Local pols bring to light fraudulent flood insurance claims, urge Sandy victims to resubmit

Elected officials gathered outside the home of Vincent and Terri Ann Carrozza on Sunday, March 1 to urge all Brooklynites who suffered property damage during Superstorm Sandy that were denied or underpaid to resubmit their flood insurance claims.

The urgency, Councilmember Mark Treyger explained, rode in on the coattails of multiple fraudulent reports in engineering evaluations used by the Federal Emergency Management Agency (FEMA) and the Carrozzas, he said, are just one example of that.

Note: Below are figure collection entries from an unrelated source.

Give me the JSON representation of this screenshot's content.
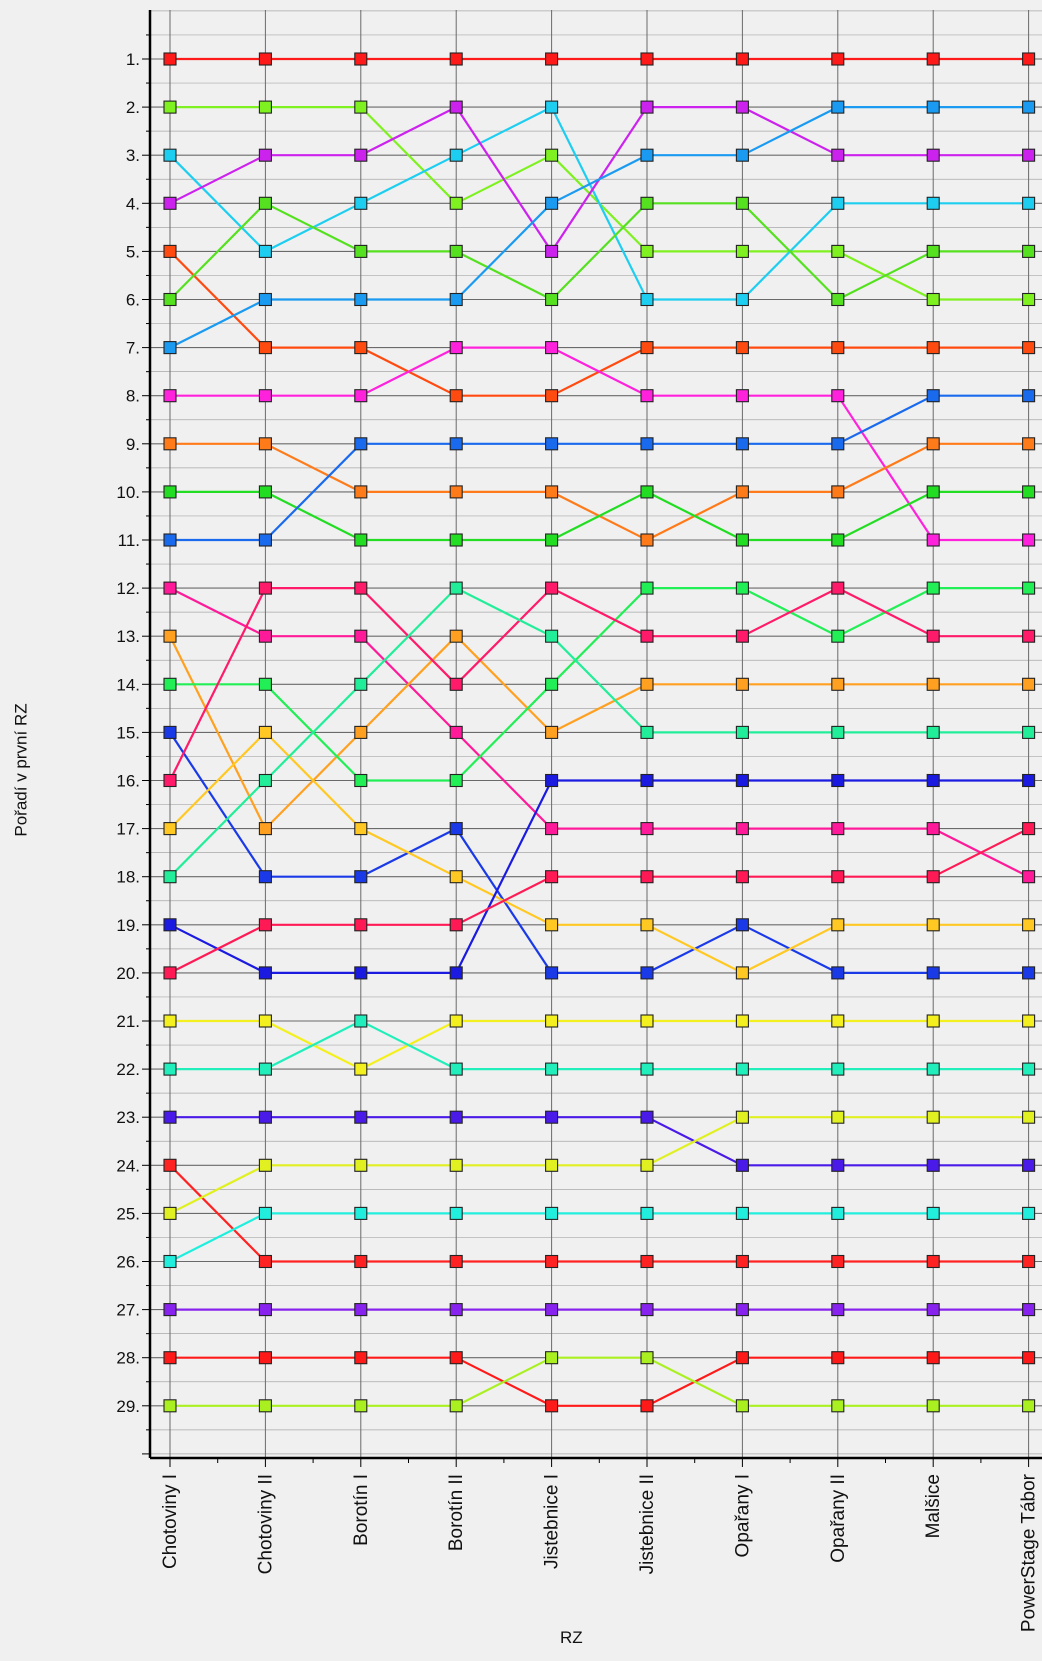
{
  "chart_data": {
    "type": "line",
    "title": "",
    "xlabel": "RZ",
    "ylabel": "Pořadí v první RZ",
    "categories": [
      "Chotoviny I",
      "Chotoviny II",
      "Borotín I",
      "Borotín II",
      "Jistebnice I",
      "Jistebnice II",
      "Opařany I",
      "Opařany II",
      "Malšice",
      "PowerStage Tábor"
    ],
    "y_tick_labels": [
      "1.",
      "2.",
      "3.",
      "4.",
      "5.",
      "6.",
      "7.",
      "8.",
      "9.",
      "10.",
      "11.",
      "12.",
      "13.",
      "14.",
      "15.",
      "16.",
      "17.",
      "18.",
      "19.",
      "20.",
      "21.",
      "22.",
      "23.",
      "24.",
      "25.",
      "26.",
      "27.",
      "28.",
      "29."
    ],
    "ylim": [
      0,
      30
    ],
    "y_inverted": true,
    "grid": true,
    "legend": "none",
    "marker": "square",
    "series": [
      {
        "color": "#ff1a1a",
        "values": [
          1,
          1,
          1,
          1,
          1,
          1,
          1,
          1,
          1,
          1
        ]
      },
      {
        "color": "#7ff020",
        "values": [
          2,
          2,
          2,
          4,
          3,
          5,
          5,
          5,
          6,
          6
        ]
      },
      {
        "color": "#1ecef0",
        "values": [
          3,
          5,
          4,
          3,
          2,
          6,
          6,
          4,
          4,
          4
        ]
      },
      {
        "color": "#cc22ee",
        "values": [
          4,
          3,
          3,
          2,
          5,
          2,
          2,
          3,
          3,
          3
        ]
      },
      {
        "color": "#ff4a10",
        "values": [
          5,
          7,
          7,
          8,
          8,
          7,
          7,
          7,
          7,
          7
        ]
      },
      {
        "color": "#55e020",
        "values": [
          6,
          4,
          5,
          5,
          6,
          4,
          4,
          6,
          5,
          5
        ]
      },
      {
        "color": "#1a9af0",
        "values": [
          7,
          6,
          6,
          6,
          4,
          3,
          3,
          2,
          2,
          2
        ]
      },
      {
        "color": "#ff22dd",
        "values": [
          8,
          8,
          8,
          7,
          7,
          8,
          8,
          8,
          11,
          11
        ]
      },
      {
        "color": "#ff7a18",
        "values": [
          9,
          9,
          10,
          10,
          10,
          11,
          10,
          10,
          9,
          9
        ]
      },
      {
        "color": "#22dd22",
        "values": [
          10,
          10,
          11,
          11,
          11,
          10,
          11,
          11,
          10,
          10
        ]
      },
      {
        "color": "#1a6aee",
        "values": [
          11,
          11,
          9,
          9,
          9,
          9,
          9,
          9,
          8,
          8
        ]
      },
      {
        "color": "#ff1a9a",
        "values": [
          12,
          13,
          13,
          15,
          17,
          17,
          17,
          17,
          17,
          18
        ]
      },
      {
        "color": "#ffa020",
        "values": [
          13,
          17,
          15,
          13,
          15,
          14,
          14,
          14,
          14,
          14
        ]
      },
      {
        "color": "#22ee55",
        "values": [
          14,
          14,
          16,
          16,
          14,
          12,
          12,
          13,
          12,
          12
        ]
      },
      {
        "color": "#1a3ae8",
        "values": [
          15,
          18,
          18,
          17,
          20,
          20,
          19,
          20,
          20,
          20
        ]
      },
      {
        "color": "#ff1a6a",
        "values": [
          16,
          12,
          12,
          14,
          12,
          13,
          13,
          12,
          13,
          13
        ]
      },
      {
        "color": "#ffc822",
        "values": [
          17,
          15,
          17,
          18,
          19,
          19,
          20,
          19,
          19,
          19
        ]
      },
      {
        "color": "#22ee99",
        "values": [
          18,
          16,
          14,
          12,
          13,
          15,
          15,
          15,
          15,
          15
        ]
      },
      {
        "color": "#1a1ae0",
        "values": [
          19,
          20,
          20,
          20,
          16,
          16,
          16,
          16,
          16,
          16
        ]
      },
      {
        "color": "#ff1a55",
        "values": [
          20,
          19,
          19,
          19,
          18,
          18,
          18,
          18,
          18,
          17
        ]
      },
      {
        "color": "#f4f020",
        "values": [
          21,
          21,
          22,
          21,
          21,
          21,
          21,
          21,
          21,
          21
        ]
      },
      {
        "color": "#22eebb",
        "values": [
          22,
          22,
          21,
          22,
          22,
          22,
          22,
          22,
          22,
          22
        ]
      },
      {
        "color": "#4a1ae8",
        "values": [
          23,
          23,
          23,
          23,
          23,
          23,
          24,
          24,
          24,
          24
        ]
      },
      {
        "color": "#ff2222",
        "values": [
          24,
          26,
          26,
          26,
          26,
          26,
          26,
          26,
          26,
          26
        ]
      },
      {
        "color": "#e0f020",
        "values": [
          25,
          24,
          24,
          24,
          24,
          24,
          23,
          23,
          23,
          23
        ]
      },
      {
        "color": "#22eedd",
        "values": [
          26,
          25,
          25,
          25,
          25,
          25,
          25,
          25,
          25,
          25
        ]
      },
      {
        "color": "#8822ee",
        "values": [
          27,
          27,
          27,
          27,
          27,
          27,
          27,
          27,
          27,
          27
        ]
      },
      {
        "color": "#ff1a1a",
        "values": [
          28,
          28,
          28,
          28,
          29,
          29,
          28,
          28,
          28,
          28
        ]
      },
      {
        "color": "#aaf020",
        "values": [
          29,
          29,
          29,
          29,
          28,
          28,
          29,
          29,
          29,
          29
        ]
      }
    ]
  }
}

“These are property owners whose homes were destroyed by Sandy and who were paying for flood insurance,” the Coney Island councilmember told this paper, “and now, these damage assessments are claiming that a flood did not damage their home. When the whole world saw pouring rain drench most of our coastal community, the insurance companies are claiming something else.”

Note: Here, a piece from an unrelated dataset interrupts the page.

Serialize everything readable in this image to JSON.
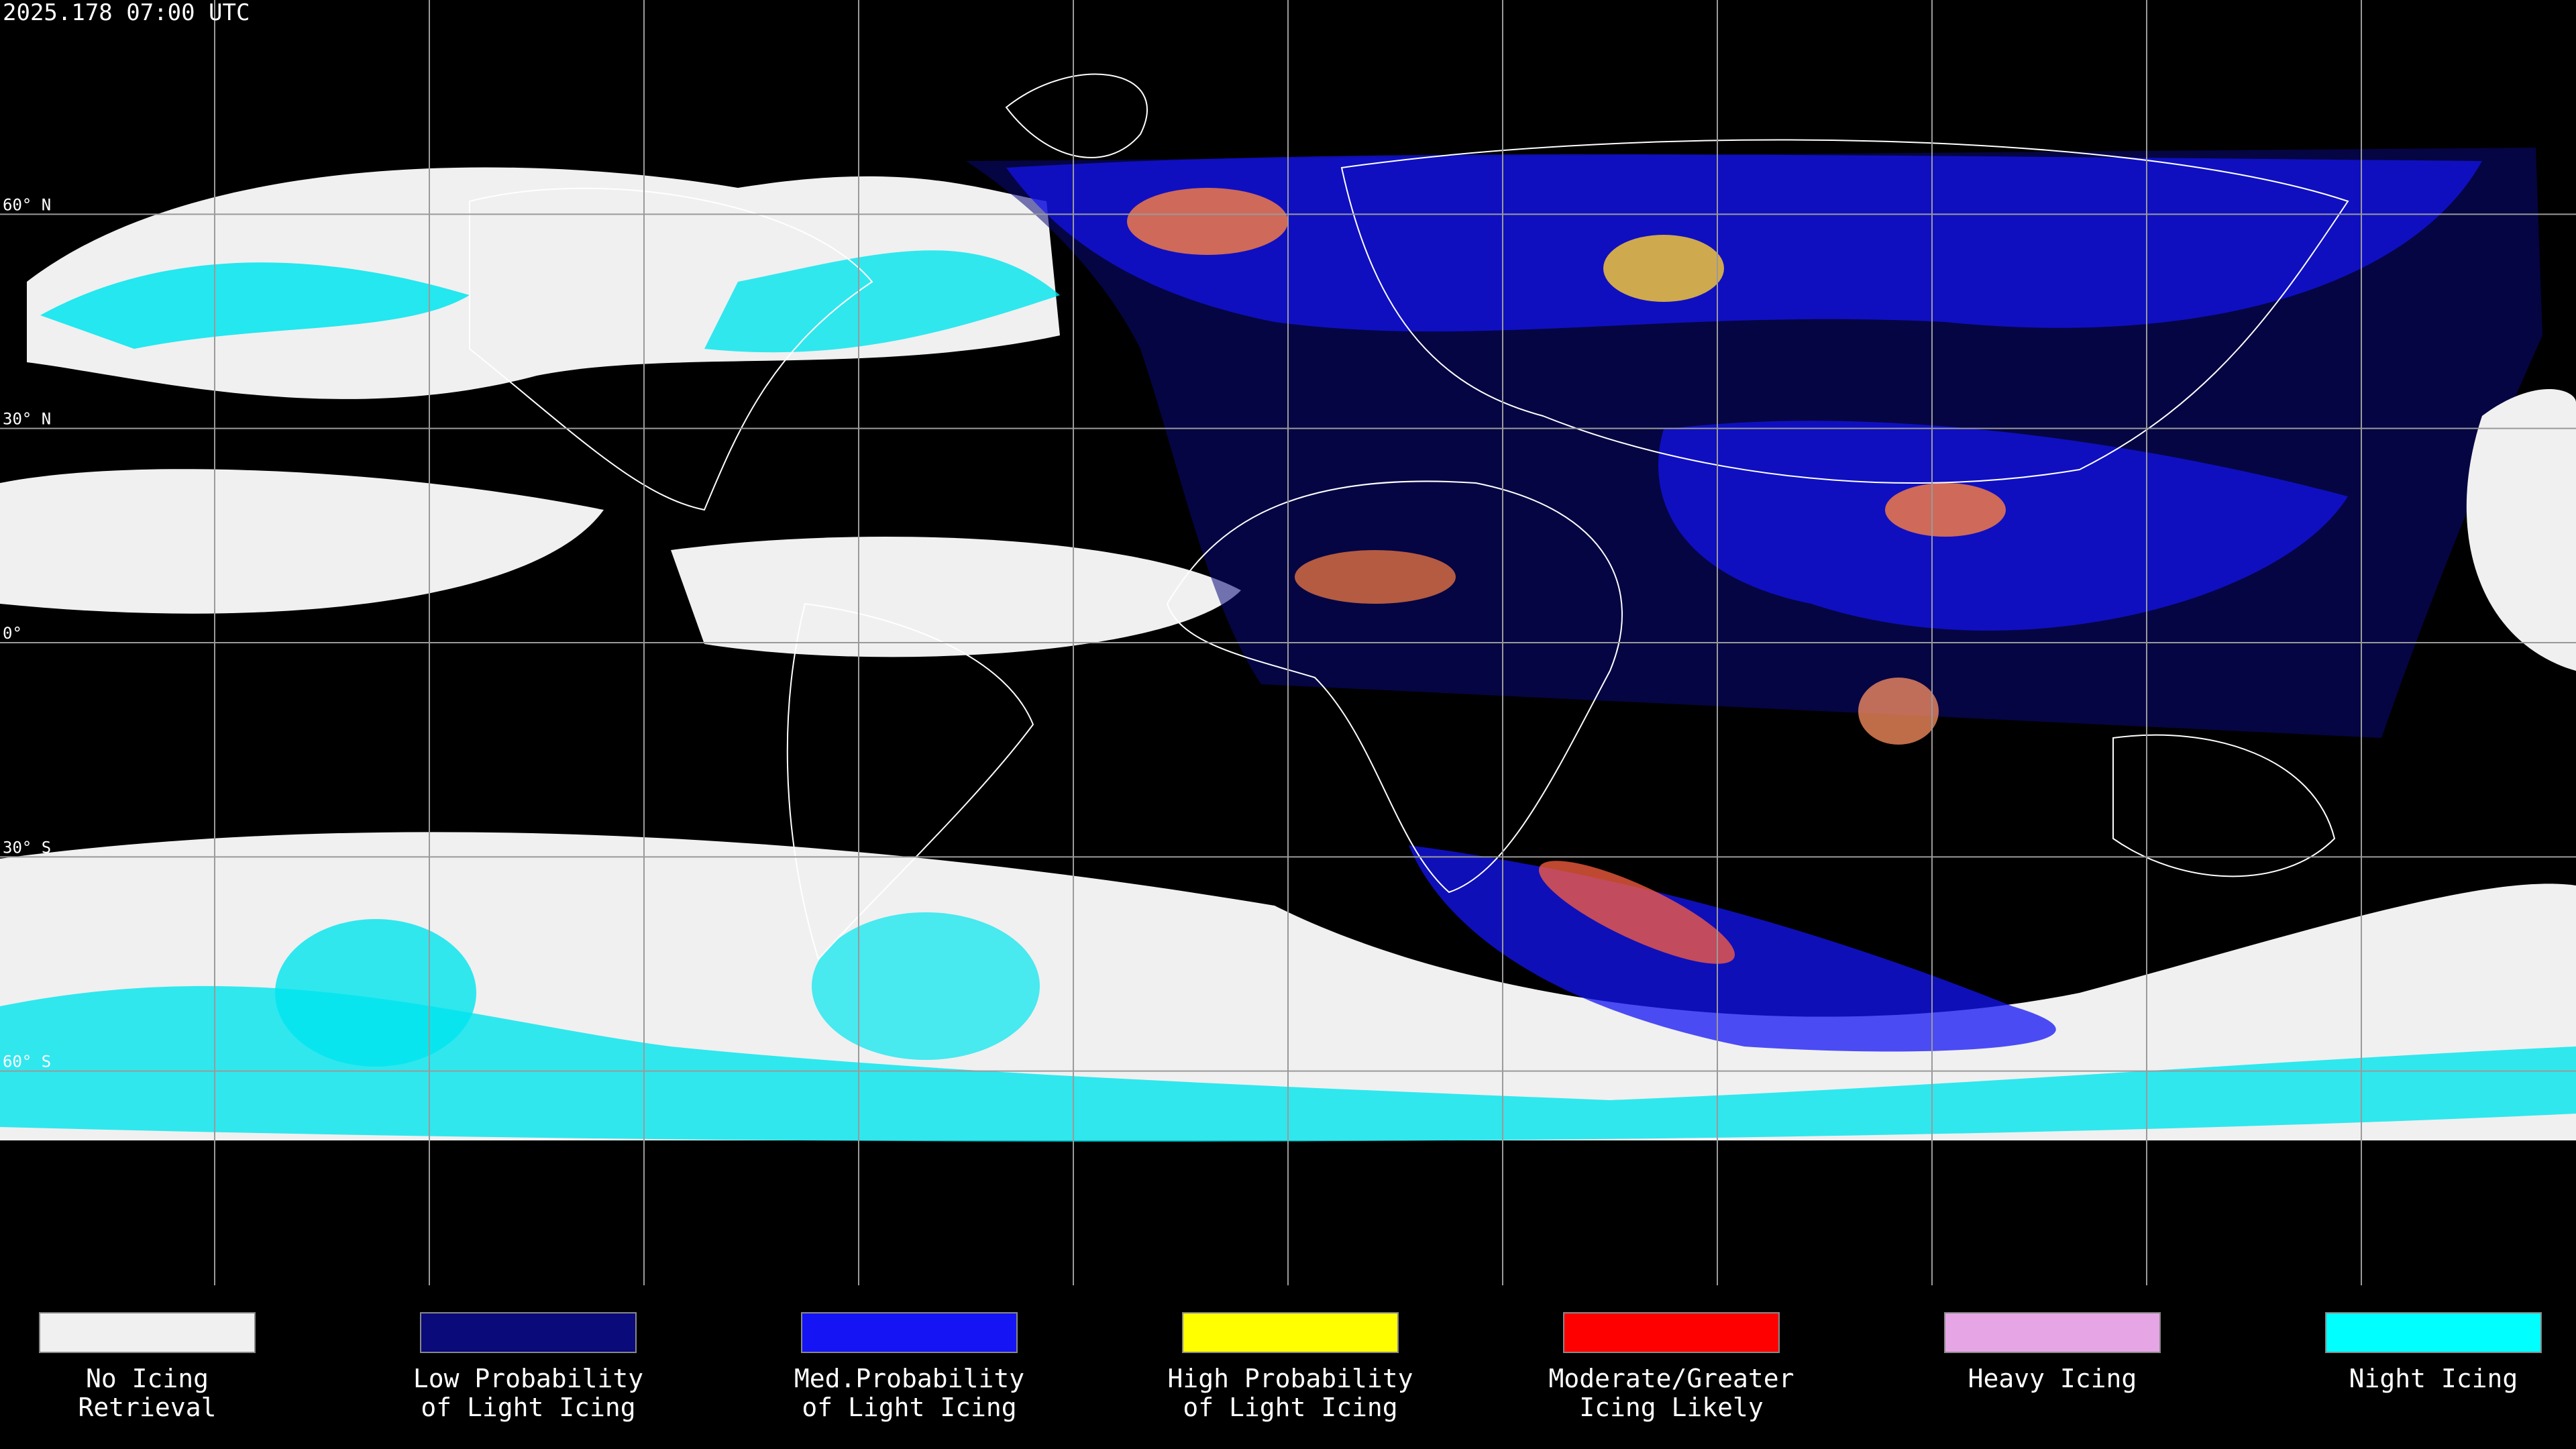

Photo courtesy of Stefan Ringel/Brooklyn BP’s Office
Photo courtesy of Stefan Ringel/Brooklyn BP’s Office

Treyger was joined outside the Carrozzas’ Gerritsen Beach home by Borough President Eric Adams and Councilmember Alan Maisel. The three of them are calling on New York State Attorney General Eric Schneiderman to appoint a special monitor that will oversee all future claims and submissions, in hopes of stopping the fraud from snowballing.

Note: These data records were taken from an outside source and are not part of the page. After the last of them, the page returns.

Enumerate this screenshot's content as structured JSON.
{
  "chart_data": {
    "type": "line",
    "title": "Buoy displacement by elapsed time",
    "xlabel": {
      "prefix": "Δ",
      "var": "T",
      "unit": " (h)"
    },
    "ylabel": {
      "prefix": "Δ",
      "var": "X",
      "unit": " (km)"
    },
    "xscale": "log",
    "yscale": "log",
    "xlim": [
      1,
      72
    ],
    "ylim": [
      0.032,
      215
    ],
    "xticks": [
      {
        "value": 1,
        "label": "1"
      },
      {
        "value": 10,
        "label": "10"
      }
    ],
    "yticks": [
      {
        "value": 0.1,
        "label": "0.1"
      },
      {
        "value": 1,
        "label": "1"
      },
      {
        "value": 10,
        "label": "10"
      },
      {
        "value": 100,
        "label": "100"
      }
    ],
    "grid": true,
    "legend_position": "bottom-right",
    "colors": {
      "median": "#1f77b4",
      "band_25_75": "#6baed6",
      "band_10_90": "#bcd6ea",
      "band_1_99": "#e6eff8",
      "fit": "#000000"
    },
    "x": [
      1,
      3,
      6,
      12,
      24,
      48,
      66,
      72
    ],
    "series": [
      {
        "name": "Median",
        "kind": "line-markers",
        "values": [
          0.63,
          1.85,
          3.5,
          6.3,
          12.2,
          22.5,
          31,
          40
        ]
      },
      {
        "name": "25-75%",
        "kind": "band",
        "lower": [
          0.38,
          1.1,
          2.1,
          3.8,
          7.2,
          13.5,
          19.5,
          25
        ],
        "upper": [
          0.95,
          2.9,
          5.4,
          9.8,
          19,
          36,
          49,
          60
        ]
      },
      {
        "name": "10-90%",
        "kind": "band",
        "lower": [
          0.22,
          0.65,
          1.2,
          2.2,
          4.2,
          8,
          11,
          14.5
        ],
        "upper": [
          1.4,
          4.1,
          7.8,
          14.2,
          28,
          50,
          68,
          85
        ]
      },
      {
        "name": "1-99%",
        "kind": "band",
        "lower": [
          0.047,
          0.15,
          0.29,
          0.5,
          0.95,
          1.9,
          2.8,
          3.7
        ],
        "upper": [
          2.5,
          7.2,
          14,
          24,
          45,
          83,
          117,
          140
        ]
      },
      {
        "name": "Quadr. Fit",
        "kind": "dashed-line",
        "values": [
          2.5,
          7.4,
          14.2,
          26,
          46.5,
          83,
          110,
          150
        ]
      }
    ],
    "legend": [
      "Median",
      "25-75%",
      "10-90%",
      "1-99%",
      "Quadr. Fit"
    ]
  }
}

“Superstorm Sandy flooded our homes, and now FEMA and the insurance companies are drowning our homeowners’ spirits,” said Adams, encouraging all affected Brooklynites to send copies of resubmitted claims to his office so that members of his Constituent Assistance Center can conduct a follow-up on their behalf. “To think that engineering reports were altered, lives were upended and government may have participated is inexcusable.”

Maisel, who represents parts of Marine Park, Bergen Beach, Gerritsen Beach and Mill Basin, agreed.

“My office has received complaints from numerous constituents who have not been treated fairly by either FEMA and various insurance companies,” he said. “It is about time that these inequities are investigated.”

“This is, in our view, criminal,” added Treyger, stressing that transparency issues of this kind also slow down the de Blasio administration’s reboot of Build it Back, a government-funded program established in June, 2013 for Sandy-related recovery. “It is unconscionable that hardworking families that endured so much during Sandy are now being victimized by their insurance companies as they attempt to rebuild two years later.”

The message is simple, Treyger stressed.

“If you’ve been denied, or if you’ve given up hope, our message is this: Don’t give up,” he said. “We are on your side.”